Bernard, Sophie, Sylvie and Lily fly to Bentwick to congratulate Grace, surprising her even more when Bonbon appears. The community, having watched Grace on Masterchef Junior, comes to support the bakery, with Bernard giving business a boost for the celebration.

==Cast==
- Olivia Rodrigo as Grace Thomas, who is nine years old and loves baking.
- Virginia Madsen as Mrs. Karen Thomas, Grace's mother who is an elementary school teacher.
- Eloise Webb as Sylvie, Grace's French cousin.
- Caitlin Carmichael as Maddy, Grace's best friend who loves art.
- Notlim Taylor as Ella, Grace's best friend who is a math whiz.
- Rafael Edholm as Mr. Thomas, Grace's father who is a therapist.
- Krisztina Peremartoni as Grace's grandmother, who co-owns a bakery with her grandfather.
- András Bálint as Grace's grandfather, who co-owns a bakery with her grandmother.
- Fabrice Michel as Bernard, Grace's uncle who owns a pâtisserie in Paris.
- Lili Bordán as Sophie, Grace's maternal aunt who moved to France to study baking and married Bernard.
- Roxane Bret as Colette, Bernard's pastry intern.
- Thierry Harcourt as Jean-Luc Pernaud, owner of a Paris hotel where Bernard seeks to expand his clientele.
- Joe Bastianich as himself, one of the judges on MasterChef Junior Baking Edition.
- Tom Doherty as Josh, Grace's older brother.
- Maxime Leigh-Wood as Carter, one of Grace's competitors on MasterChef Junior Baking Edition.

==Release==
The direct-to-video film was released on video-on-demand services on June 9, 2015, and was released for DVD and Blu-ray on June 23.

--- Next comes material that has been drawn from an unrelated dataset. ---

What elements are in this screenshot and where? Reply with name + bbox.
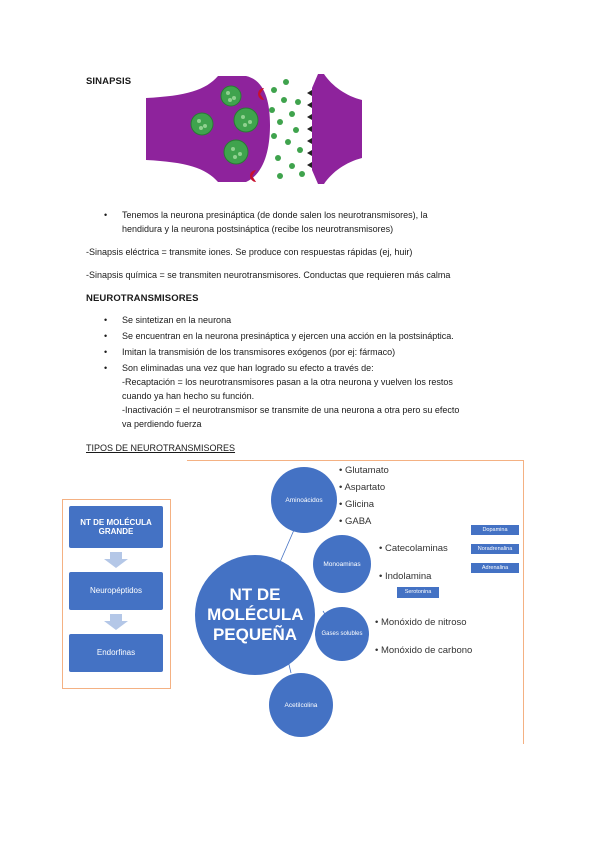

A limited theatrical screening of the film was held at the Backus Community Center in International Falls, Minnesota on June 23, 2015. Similar film-viewing events were also held at all American Girl Place stores.

On June 11, 2016, Disney Channel premiered the film on television, since Olivia Rodrigo concurrently starred in both the Disney Channel series Bizaardvark and in the film. The film also appeared on Netflix, but Rodrigo's credit on the film was misspelled as "Olivo Rodrigo".

== Reception ==
In her review for Common Sense Media, Tracy Moore rated it 4/5 stars and wrote that the film is a "tale of young baker jam-packed with positive messages."